Dortmund..

Jeden dritten Tag entdecken Wissenschaftler eine neue Tierart am Amazonas. Seit 1999 forschen dort Wissenschaftler im Auftrag des WWF.

Knallrote Flammen zieren seinen Kopf, der Körper funkelt in einem blauen Leopardenmuster: Ranitomeya amazonica haben die Wissenschaftler diesen bisher unbekannten Frosch getauft. Er ist einer von 1200 Tieren, die südamerikanische Wissenschaftler in den letzten zehn Jahren am Amazonas entdeckt haben.

„Das bedeutet durchschnittlich eine neu entdeckte Art alle drei Tage“, sagt Roberto Maldonado, Amazonas-Experte beim WWF-Deutschland. Im Auftrag des WWF haben die Wissenschaftler seit 1999 insgesamt 637 neue Pflanzen, 257 Fische, 216 Amphibien, 55 Reptilien, 16 Vögel und 39 Säugetiere entdeckt. Die Tierzählung haben Wissenschaftler jetzt in einer Studie zusammengefasst, die gestern auf der Artenschutzkonferenz im japanischen Nagoya vorgestellt wurde.

Laotische Felsenratte

Bei der Suche nach unbekannten Geschöpfen haben die Wissenschaftler vornehmlich unzugängliche Regionen im Regenwald durchstreift. Die Tiere werden mit Netzen und Käschern gefangen, ihre DNA wird untersucht, um sicher zu gehen, dass es sich um eine neue Art handelt. Zuweilen, so berichtet Roland Gramling vom WWF, finden die Experten neue Arten aber auch an überraschenden Orten. 2005 zum Beispiel. Am zweiten Hotspot dieser Welt, in Südostasien. Eigentlich war man überzeugt, dass die Laotische Felsenratte seit elf Millionen Jahren ausgestorben ist. Bis Wissenschaftler auf dem Markt in Khammouan den grauen Nager vor der Verarbeitung zu mundgerechten Häppchen am Grill entdeckten. „Es passiert immer wieder, dass Einheimische die Tiere kennen, die Wissenschaftler dieser Welt aber nicht“, sagt Gramling.

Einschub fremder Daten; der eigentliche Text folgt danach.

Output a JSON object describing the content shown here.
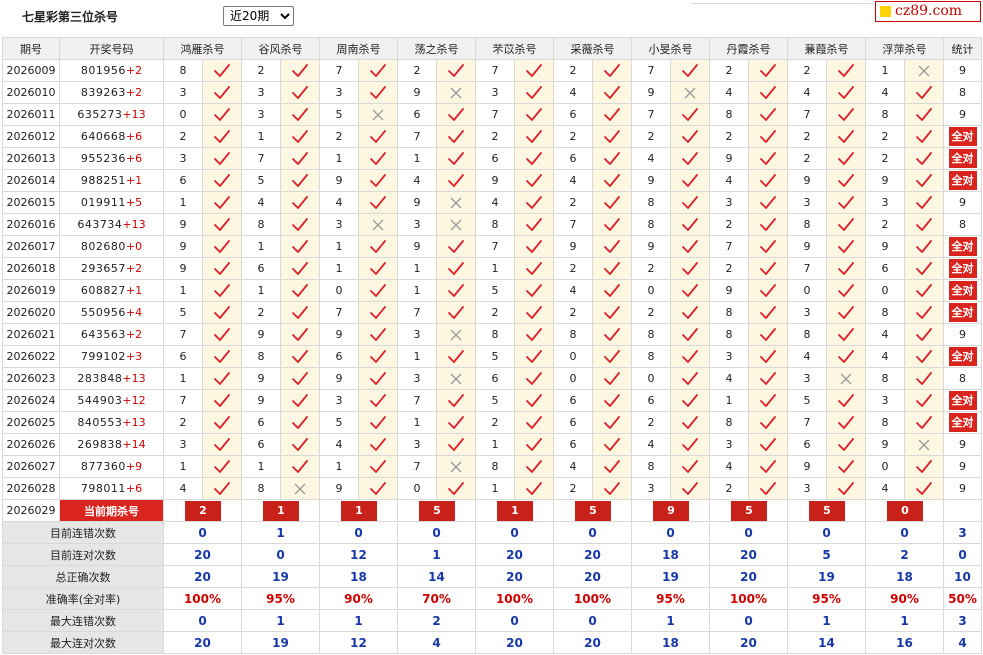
{
  "header": {
    "title": "七星彩第三位杀号",
    "period_select": {
      "selected": "近20期",
      "options": [
        "近20期"
      ]
    },
    "logo_text": "cz89.com"
  },
  "colors": {
    "accent_red": "#d9251d",
    "check_red": "#e0202a",
    "cross_gray": "#9a9a9a",
    "summary_blue": "#1738a8",
    "mark_bg": "#fdf6e1"
  },
  "columns": {
    "period": "期号",
    "draw": "开奖号码",
    "experts": [
      "鸿雁杀号",
      "谷风杀号",
      "周南杀号",
      "荡之杀号",
      "芣苡杀号",
      "采薇杀号",
      "小旻杀号",
      "丹霞杀号",
      "蒹葭杀号",
      "浮萍杀号"
    ],
    "stat": "统计"
  },
  "rows": [
    {
      "period": "2026009",
      "digits": "801956",
      "sum": "+2",
      "kills": [
        "8",
        "2",
        "7",
        "2",
        "7",
        "2",
        "7",
        "2",
        "2",
        "1"
      ],
      "marks": [
        1,
        1,
        1,
        1,
        1,
        1,
        1,
        1,
        1,
        0
      ],
      "stat": "9"
    },
    {
      "period": "2026010",
      "digits": "839263",
      "sum": "+2",
      "kills": [
        "3",
        "3",
        "3",
        "9",
        "3",
        "4",
        "9",
        "4",
        "4",
        "4"
      ],
      "marks": [
        1,
        1,
        1,
        0,
        1,
        1,
        0,
        1,
        1,
        1
      ],
      "stat": "8"
    },
    {
      "period": "2026011",
      "digits": "635273",
      "sum": "+13",
      "kills": [
        "0",
        "3",
        "5",
        "6",
        "7",
        "6",
        "7",
        "8",
        "7",
        "8"
      ],
      "marks": [
        1,
        1,
        0,
        1,
        1,
        1,
        1,
        1,
        1,
        1
      ],
      "stat": "9"
    },
    {
      "period": "2026012",
      "digits": "640668",
      "sum": "+6",
      "kills": [
        "2",
        "1",
        "2",
        "7",
        "2",
        "2",
        "2",
        "2",
        "2",
        "2"
      ],
      "marks": [
        1,
        1,
        1,
        1,
        1,
        1,
        1,
        1,
        1,
        1
      ],
      "stat": "全对"
    },
    {
      "period": "2026013",
      "digits": "955236",
      "sum": "+6",
      "kills": [
        "3",
        "7",
        "1",
        "1",
        "6",
        "6",
        "4",
        "9",
        "2",
        "2"
      ],
      "marks": [
        1,
        1,
        1,
        1,
        1,
        1,
        1,
        1,
        1,
        1
      ],
      "stat": "全对"
    },
    {
      "period": "2026014",
      "digits": "988251",
      "sum": "+1",
      "kills": [
        "6",
        "5",
        "9",
        "4",
        "9",
        "4",
        "9",
        "4",
        "9",
        "9"
      ],
      "marks": [
        1,
        1,
        1,
        1,
        1,
        1,
        1,
        1,
        1,
        1
      ],
      "stat": "全对"
    },
    {
      "period": "2026015",
      "digits": "019911",
      "sum": "+5",
      "kills": [
        "1",
        "4",
        "4",
        "9",
        "4",
        "2",
        "8",
        "3",
        "3",
        "3"
      ],
      "marks": [
        1,
        1,
        1,
        0,
        1,
        1,
        1,
        1,
        1,
        1
      ],
      "stat": "9"
    },
    {
      "period": "2026016",
      "digits": "643734",
      "sum": "+13",
      "kills": [
        "9",
        "8",
        "3",
        "3",
        "8",
        "7",
        "8",
        "2",
        "8",
        "2"
      ],
      "marks": [
        1,
        1,
        0,
        0,
        1,
        1,
        1,
        1,
        1,
        1
      ],
      "stat": "8"
    },
    {
      "period": "2026017",
      "digits": "802680",
      "sum": "+0",
      "kills": [
        "9",
        "1",
        "1",
        "9",
        "7",
        "9",
        "9",
        "7",
        "9",
        "9"
      ],
      "marks": [
        1,
        1,
        1,
        1,
        1,
        1,
        1,
        1,
        1,
        1
      ],
      "stat": "全对"
    },
    {
      "period": "2026018",
      "digits": "293657",
      "sum": "+2",
      "kills": [
        "9",
        "6",
        "1",
        "1",
        "1",
        "2",
        "2",
        "2",
        "7",
        "6"
      ],
      "marks": [
        1,
        1,
        1,
        1,
        1,
        1,
        1,
        1,
        1,
        1
      ],
      "stat": "全对"
    },
    {
      "period": "2026019",
      "digits": "608827",
      "sum": "+1",
      "kills": [
        "1",
        "1",
        "0",
        "1",
        "5",
        "4",
        "0",
        "9",
        "0",
        "0"
      ],
      "marks": [
        1,
        1,
        1,
        1,
        1,
        1,
        1,
        1,
        1,
        1
      ],
      "stat": "全对"
    },
    {
      "period": "2026020",
      "digits": "550956",
      "sum": "+4",
      "kills": [
        "5",
        "2",
        "7",
        "7",
        "2",
        "2",
        "2",
        "8",
        "3",
        "8"
      ],
      "marks": [
        1,
        1,
        1,
        1,
        1,
        1,
        1,
        1,
        1,
        1
      ],
      "stat": "全对"
    },
    {
      "period": "2026021",
      "digits": "643563",
      "sum": "+2",
      "kills": [
        "7",
        "9",
        "9",
        "3",
        "8",
        "8",
        "8",
        "8",
        "8",
        "4"
      ],
      "marks": [
        1,
        1,
        1,
        0,
        1,
        1,
        1,
        1,
        1,
        1
      ],
      "stat": "9"
    },
    {
      "period": "2026022",
      "digits": "799102",
      "sum": "+3",
      "kills": [
        "6",
        "8",
        "6",
        "1",
        "5",
        "0",
        "8",
        "3",
        "4",
        "4"
      ],
      "marks": [
        1,
        1,
        1,
        1,
        1,
        1,
        1,
        1,
        1,
        1
      ],
      "stat": "全对"
    },
    {
      "period": "2026023",
      "digits": "283848",
      "sum": "+13",
      "kills": [
        "1",
        "9",
        "9",
        "3",
        "6",
        "0",
        "0",
        "4",
        "3",
        "8"
      ],
      "marks": [
        1,
        1,
        1,
        0,
        1,
        1,
        1,
        1,
        0,
        1
      ],
      "stat": "8"
    },
    {
      "period": "2026024",
      "digits": "544903",
      "sum": "+12",
      "kills": [
        "7",
        "9",
        "3",
        "7",
        "5",
        "6",
        "6",
        "1",
        "5",
        "3"
      ],
      "marks": [
        1,
        1,
        1,
        1,
        1,
        1,
        1,
        1,
        1,
        1
      ],
      "stat": "全对"
    },
    {
      "period": "2026025",
      "digits": "840553",
      "sum": "+13",
      "kills": [
        "2",
        "6",
        "5",
        "1",
        "2",
        "6",
        "2",
        "8",
        "7",
        "8"
      ],
      "marks": [
        1,
        1,
        1,
        1,
        1,
        1,
        1,
        1,
        1,
        1
      ],
      "stat": "全对"
    },
    {
      "period": "2026026",
      "digits": "269838",
      "sum": "+14",
      "kills": [
        "3",
        "6",
        "4",
        "3",
        "1",
        "6",
        "4",
        "3",
        "6",
        "9"
      ],
      "marks": [
        1,
        1,
        1,
        1,
        1,
        1,
        1,
        1,
        1,
        0
      ],
      "stat": "9"
    },
    {
      "period": "2026027",
      "digits": "877360",
      "sum": "+9",
      "kills": [
        "1",
        "1",
        "1",
        "7",
        "8",
        "4",
        "8",
        "4",
        "9",
        "0"
      ],
      "marks": [
        1,
        1,
        1,
        0,
        1,
        1,
        1,
        1,
        1,
        1
      ],
      "stat": "9"
    },
    {
      "period": "2026028",
      "digits": "798011",
      "sum": "+6",
      "kills": [
        "4",
        "8",
        "9",
        "0",
        "1",
        "2",
        "3",
        "2",
        "3",
        "4"
      ],
      "marks": [
        1,
        0,
        1,
        1,
        1,
        1,
        1,
        1,
        1,
        1
      ],
      "stat": "9"
    }
  ],
  "current": {
    "period": "2026029",
    "label": "当前期杀号",
    "kills": [
      "2",
      "1",
      "1",
      "5",
      "1",
      "5",
      "9",
      "5",
      "5",
      "0"
    ]
  },
  "summary": [
    {
      "label": "目前连错次数",
      "values": [
        "0",
        "1",
        "0",
        "0",
        "0",
        "0",
        "0",
        "0",
        "0",
        "0",
        "3"
      ]
    },
    {
      "label": "目前连对次数",
      "values": [
        "20",
        "0",
        "12",
        "1",
        "20",
        "20",
        "18",
        "20",
        "5",
        "2",
        "0"
      ]
    },
    {
      "label": "总正确次数",
      "values": [
        "20",
        "19",
        "18",
        "14",
        "20",
        "20",
        "19",
        "20",
        "19",
        "18",
        "10"
      ]
    },
    {
      "label": "准确率(全对率)",
      "values": [
        "100%",
        "95%",
        "90%",
        "70%",
        "100%",
        "100%",
        "95%",
        "100%",
        "95%",
        "90%",
        "50%"
      ],
      "red": true
    },
    {
      "label": "最大连错次数",
      "values": [
        "0",
        "1",
        "1",
        "2",
        "0",
        "0",
        "1",
        "0",
        "1",
        "1",
        "3"
      ]
    },
    {
      "label": "最大连对次数",
      "values": [
        "20",
        "19",
        "12",
        "4",
        "20",
        "20",
        "18",
        "20",
        "14",
        "16",
        "4"
      ]
    }
  ]
}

Ein Flussdelfin und eine Anaconda

„Die Anzahl der neu entdeckten Arten im Amazonas übersteigt die Gesamtzahl aller neu entdeckten Spezies aus ähnlichen Brennpunkten der biologischen Vielfalt wie Borneo, dem Kongobecken und dem östlichen Himalaya in einem vergleichbaren Zeitraum“, erläutert Maldonado. Außerdem sei außergewöhnlich an der Entdeckungsreise zum Amazonas, dass neue Säugetiere beschrieben werden konnten. Zu den Tieren gehören unter anderem eine neue Flussdelfinart, die erste neue Anaconda-Schlange seit 1936 und ein glatzköpfiger, aber dennoch recht farbenprächtiger Papagei. „Das ist einerseits faszinierend, weil es zeigt, wieviel unerforschtes Leben im und am Amazonas vorhanden ist; andererseits aber auch alarmierend, weil viele weitere unentdeckte Arten auszusterben drohen, bevor sie entdeckt werden“, sagt Maldonado.

Als Hauptursache für das Artensterben benennt Maldonado den Menschen. Das Amazonasgebiet ist nach WWF-Angaben das größte zusammenhängende Regenwaldgebiet der Erde. In den letzten 50 Jahren seien 17 Prozent der Amazonasfläche zerstört worden. Die Hauptgründe dafür seien die global zunehmende Nachfrage nach Fleisch, Biokraftstoff und Soja. Da die Tiere – auch die jetzt entdeckten – in sehr begrenzten, kleinen Regionen leben, muss man davon ausgehen, dass viele kleine Ökosysteme bereits ausgerottet wurden. „Die Aussterberate liegt in Rodungsgebieten etwa 100 Prozent höher“, sagt Gramling.